Coś dziwnego ostatnio ze mną się dzieje. Łzy, które jeszcze nie tak dawno były ukojeniem i przynosiły ulgę, dziś nie chcą płynąć.
Moja kochana córeczka daje mi siłę do życia, a jej śliczny uśmiech sprawia, że topnieje serce. Tak po prostu.
Ale dziś na sercu ciężko, może to przez tą wiadomość... tylko co ja mam już z tym wspólnego? Myśli krążą wciąż wokół tego samego tematu, wokół kwiatów, deszczu i pluszowej, malutkiej owieczki. Ehh....
Miłość matki do dziecka to ta jedyna i niepowtarzalna... najpiękniejsza...

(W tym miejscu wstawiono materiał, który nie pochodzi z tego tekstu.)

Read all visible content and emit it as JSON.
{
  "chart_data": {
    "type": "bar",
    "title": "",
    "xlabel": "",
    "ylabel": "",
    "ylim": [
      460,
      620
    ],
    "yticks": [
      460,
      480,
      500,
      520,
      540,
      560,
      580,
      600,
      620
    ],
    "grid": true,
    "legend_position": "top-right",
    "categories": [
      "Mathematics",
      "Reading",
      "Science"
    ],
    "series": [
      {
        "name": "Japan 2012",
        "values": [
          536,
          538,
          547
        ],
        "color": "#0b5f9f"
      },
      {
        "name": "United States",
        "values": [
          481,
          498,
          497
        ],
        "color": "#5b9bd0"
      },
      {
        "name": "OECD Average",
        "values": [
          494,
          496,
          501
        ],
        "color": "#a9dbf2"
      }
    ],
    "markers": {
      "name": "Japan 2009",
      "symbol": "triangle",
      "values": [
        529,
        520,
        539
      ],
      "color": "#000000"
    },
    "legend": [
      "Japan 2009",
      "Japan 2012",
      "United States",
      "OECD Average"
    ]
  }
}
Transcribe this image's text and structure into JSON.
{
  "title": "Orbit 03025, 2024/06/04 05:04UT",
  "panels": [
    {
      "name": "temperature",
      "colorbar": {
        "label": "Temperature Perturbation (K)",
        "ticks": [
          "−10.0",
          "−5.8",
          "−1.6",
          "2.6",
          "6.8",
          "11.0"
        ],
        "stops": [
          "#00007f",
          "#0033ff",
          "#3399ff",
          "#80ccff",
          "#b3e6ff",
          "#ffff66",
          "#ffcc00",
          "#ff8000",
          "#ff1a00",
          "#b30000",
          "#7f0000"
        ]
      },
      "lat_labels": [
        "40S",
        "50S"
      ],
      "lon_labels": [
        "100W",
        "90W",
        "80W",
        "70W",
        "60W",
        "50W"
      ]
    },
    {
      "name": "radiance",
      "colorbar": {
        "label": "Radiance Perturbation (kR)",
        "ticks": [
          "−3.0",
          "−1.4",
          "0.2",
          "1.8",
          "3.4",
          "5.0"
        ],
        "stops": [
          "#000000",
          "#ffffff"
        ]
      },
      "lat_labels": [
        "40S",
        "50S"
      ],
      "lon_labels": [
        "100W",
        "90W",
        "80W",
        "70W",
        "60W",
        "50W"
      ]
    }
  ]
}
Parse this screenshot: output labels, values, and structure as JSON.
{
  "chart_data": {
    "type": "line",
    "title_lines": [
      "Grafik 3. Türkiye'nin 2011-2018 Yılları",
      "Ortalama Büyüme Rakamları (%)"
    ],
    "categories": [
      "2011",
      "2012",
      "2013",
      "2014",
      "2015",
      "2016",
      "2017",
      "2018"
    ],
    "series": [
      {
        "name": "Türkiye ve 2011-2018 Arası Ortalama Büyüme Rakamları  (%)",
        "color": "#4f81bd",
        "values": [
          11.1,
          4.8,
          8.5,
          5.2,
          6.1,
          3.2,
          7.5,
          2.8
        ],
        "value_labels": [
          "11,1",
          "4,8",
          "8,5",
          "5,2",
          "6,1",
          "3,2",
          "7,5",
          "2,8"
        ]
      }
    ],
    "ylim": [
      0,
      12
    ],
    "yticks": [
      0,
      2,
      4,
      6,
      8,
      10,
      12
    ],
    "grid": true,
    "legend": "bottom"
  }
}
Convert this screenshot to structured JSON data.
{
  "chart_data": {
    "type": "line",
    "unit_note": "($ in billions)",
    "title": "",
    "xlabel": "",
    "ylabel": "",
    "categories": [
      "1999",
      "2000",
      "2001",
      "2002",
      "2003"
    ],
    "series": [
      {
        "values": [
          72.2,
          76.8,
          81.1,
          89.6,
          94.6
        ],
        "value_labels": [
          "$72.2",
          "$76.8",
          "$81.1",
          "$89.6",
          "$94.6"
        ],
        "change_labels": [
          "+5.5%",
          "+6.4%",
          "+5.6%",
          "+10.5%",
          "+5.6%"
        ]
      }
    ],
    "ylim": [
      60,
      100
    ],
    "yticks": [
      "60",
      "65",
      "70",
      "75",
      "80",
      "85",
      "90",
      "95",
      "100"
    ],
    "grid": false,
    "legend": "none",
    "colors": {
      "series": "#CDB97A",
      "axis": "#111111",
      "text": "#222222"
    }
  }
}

Męża też tak kiedyś kochałam, byłam gotowa wiele dać... dziś wiem, że niepotrzebnie się tak starałam. W tym wszystkim zgubiłam siebie, radość życia. Teraz,gdy On jest daleko próbuję nauczyć się tego od nowa. I już nigdy nie pozwolę zepchnąć swoich uczuć, pragnień i marzeń na dalszy plan.
Zrobię wszystko, żeby moja Córeczka była szczęśliwa!!